Traffico in tilt al centro, i tifosi rivogliono la tradizione



Non si festeggiava una vittoria, né tantomeno una promozione: ieri sera Salerno ha festeggiato semplicemente la Salernitana. Caroselli di clacson hanno celebrato il 93° compleanno di “Sua maestà”, paralizzando letteralmente il traffico del centro cittadino.

La serata.  Dopo un primo corteo partito da via Trento e giunto sino in centro, i supporters salernitani si sono dati appuntamento alle 20 allo stadio Arechi. Da qui centinaia di auto e motorini sono partite a suon di clacson e hanno sfilato per le strade principali della città, inneggiando cori e sventolando bandiere, sciarpe e vessilli vari, tutto rigorosamente granata. Nei pressi della Provincia e di Piazza Santa Lucia, al ritmo assordante della musica sparata dai locali della movida, sono stati accessi fumogeni ed esplosi fuochi d’artificio. Intorno alle 21:30 il corteo è giunto dinanzi al Comune.

“Rivogliamo la Salernitana”: questo il coro più cantato dai tifosi, che lo hanno intonato anche sotto il palazzo di città, quasi a voler invitare anche il sindaco De Luca a muoversi affinché la Salernitana possa tornare al più presto. Erano circa le 22:30 quando la torcida granata ha cominciato a diradarsi ed il traffico ha ripreso a respirare.

Quella di ieri è stata sicuramente l’ennesima dimostrazione d’amore da parte di migliaia di tifosi nei confronti di quella che per molti rappresenta la sola e unica squadra di Salerno. Ma si è trattato soprattutto di una manifestazione ad alto valore simbolico, una marcia della speranza: quella di questa città di poter finalmente riabbracciare la propria squadra del cuore.

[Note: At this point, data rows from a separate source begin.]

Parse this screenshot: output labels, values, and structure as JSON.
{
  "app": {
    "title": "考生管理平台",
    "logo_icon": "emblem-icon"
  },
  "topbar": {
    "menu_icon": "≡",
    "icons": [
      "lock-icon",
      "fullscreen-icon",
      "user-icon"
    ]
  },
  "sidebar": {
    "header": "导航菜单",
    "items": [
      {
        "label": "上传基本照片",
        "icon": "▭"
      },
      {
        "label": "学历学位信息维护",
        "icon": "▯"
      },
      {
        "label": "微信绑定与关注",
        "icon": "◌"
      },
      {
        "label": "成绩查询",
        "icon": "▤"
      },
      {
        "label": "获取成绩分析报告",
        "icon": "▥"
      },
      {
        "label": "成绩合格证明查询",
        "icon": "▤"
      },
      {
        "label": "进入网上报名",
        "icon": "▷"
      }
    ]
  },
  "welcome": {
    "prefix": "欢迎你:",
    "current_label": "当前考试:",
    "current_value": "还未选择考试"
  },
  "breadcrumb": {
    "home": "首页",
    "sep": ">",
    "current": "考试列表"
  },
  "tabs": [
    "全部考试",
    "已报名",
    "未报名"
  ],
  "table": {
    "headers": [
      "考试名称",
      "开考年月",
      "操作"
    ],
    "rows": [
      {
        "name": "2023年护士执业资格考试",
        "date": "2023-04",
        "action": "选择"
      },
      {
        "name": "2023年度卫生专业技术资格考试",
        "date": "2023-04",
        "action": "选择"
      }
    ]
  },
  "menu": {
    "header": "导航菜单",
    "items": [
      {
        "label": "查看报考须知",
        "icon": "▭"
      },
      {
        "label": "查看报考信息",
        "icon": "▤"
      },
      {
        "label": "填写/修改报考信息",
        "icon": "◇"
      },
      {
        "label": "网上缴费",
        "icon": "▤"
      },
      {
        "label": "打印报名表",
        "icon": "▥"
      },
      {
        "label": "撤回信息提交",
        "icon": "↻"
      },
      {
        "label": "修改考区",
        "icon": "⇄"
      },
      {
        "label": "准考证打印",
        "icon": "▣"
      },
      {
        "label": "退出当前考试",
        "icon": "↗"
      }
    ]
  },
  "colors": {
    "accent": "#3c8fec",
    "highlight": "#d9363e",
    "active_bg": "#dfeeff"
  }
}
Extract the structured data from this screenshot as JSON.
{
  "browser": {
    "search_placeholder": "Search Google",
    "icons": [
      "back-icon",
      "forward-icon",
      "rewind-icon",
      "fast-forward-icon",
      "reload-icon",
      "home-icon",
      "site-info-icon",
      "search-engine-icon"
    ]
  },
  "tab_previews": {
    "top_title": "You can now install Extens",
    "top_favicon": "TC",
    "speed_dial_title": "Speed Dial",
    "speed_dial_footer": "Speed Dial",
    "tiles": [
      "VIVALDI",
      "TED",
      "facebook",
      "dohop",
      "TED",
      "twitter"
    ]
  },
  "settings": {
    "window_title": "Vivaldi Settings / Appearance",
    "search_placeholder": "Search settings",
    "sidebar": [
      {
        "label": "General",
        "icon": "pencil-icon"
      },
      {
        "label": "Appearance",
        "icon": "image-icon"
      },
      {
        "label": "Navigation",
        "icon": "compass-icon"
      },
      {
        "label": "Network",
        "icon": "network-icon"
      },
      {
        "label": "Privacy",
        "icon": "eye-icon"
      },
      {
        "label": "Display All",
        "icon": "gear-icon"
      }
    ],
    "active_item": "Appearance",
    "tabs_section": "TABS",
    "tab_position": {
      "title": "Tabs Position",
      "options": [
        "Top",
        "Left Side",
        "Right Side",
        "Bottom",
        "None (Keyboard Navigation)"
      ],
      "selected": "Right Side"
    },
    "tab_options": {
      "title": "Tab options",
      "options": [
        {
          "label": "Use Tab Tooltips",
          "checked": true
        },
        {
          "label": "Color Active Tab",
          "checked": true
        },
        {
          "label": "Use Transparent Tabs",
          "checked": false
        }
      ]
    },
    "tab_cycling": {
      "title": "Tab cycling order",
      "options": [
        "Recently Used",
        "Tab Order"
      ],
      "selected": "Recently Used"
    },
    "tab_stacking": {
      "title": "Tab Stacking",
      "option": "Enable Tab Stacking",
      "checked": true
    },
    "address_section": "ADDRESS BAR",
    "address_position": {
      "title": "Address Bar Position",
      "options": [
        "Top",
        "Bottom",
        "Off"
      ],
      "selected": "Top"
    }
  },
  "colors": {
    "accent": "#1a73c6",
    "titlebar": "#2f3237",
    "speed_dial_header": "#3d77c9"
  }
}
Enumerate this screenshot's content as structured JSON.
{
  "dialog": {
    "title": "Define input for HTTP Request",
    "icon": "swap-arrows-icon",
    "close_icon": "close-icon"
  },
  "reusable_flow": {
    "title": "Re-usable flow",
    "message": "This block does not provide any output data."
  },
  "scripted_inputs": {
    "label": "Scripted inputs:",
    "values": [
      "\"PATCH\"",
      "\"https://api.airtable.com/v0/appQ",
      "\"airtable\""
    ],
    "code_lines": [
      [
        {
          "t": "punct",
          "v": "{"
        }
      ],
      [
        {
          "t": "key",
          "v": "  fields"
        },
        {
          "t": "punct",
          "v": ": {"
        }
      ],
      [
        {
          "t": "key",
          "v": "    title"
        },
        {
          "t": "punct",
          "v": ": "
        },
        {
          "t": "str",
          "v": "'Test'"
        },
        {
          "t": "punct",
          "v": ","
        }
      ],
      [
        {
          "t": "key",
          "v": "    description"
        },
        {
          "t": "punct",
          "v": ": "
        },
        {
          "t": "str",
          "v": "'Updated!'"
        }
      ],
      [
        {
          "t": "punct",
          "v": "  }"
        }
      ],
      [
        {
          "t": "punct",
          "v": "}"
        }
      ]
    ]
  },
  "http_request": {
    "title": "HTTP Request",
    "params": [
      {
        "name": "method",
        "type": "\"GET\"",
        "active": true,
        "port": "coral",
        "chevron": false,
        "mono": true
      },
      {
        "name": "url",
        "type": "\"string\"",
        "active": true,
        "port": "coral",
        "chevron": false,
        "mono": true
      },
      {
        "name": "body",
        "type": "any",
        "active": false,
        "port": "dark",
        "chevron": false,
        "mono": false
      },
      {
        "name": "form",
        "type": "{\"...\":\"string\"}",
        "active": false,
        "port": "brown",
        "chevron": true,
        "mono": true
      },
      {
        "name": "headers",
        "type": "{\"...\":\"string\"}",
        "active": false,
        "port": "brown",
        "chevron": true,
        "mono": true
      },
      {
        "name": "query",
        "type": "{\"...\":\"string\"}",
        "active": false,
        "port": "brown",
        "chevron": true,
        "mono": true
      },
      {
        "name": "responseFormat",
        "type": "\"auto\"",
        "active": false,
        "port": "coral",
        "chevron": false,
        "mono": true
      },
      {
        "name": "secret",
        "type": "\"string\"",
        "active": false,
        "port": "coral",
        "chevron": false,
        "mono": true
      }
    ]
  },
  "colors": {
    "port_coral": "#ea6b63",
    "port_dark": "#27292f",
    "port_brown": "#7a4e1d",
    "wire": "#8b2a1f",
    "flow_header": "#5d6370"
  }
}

Proprio mentre si consumava la festa, l’avvocato Gentile, legale del Salerno Calcio -al momento unica società potenziale acquirente dei beni immateriali della Salernitana Calcio-, inoltrava all’avvocato Fauceglia (legale dell’Energy Power) la richiesta di consultazione degli allegati dell’offerta di vendita dei beni. Se ne saprà di più entro il 2 luglio -termine entro il quale far pervenire l’offerta d’acquisto-, intanto sembra giunto il momento che anche Lotito e Mezzaroma compiano passi importanti, per restituire alla città e ai suoi tifosi la propria storia sportiva.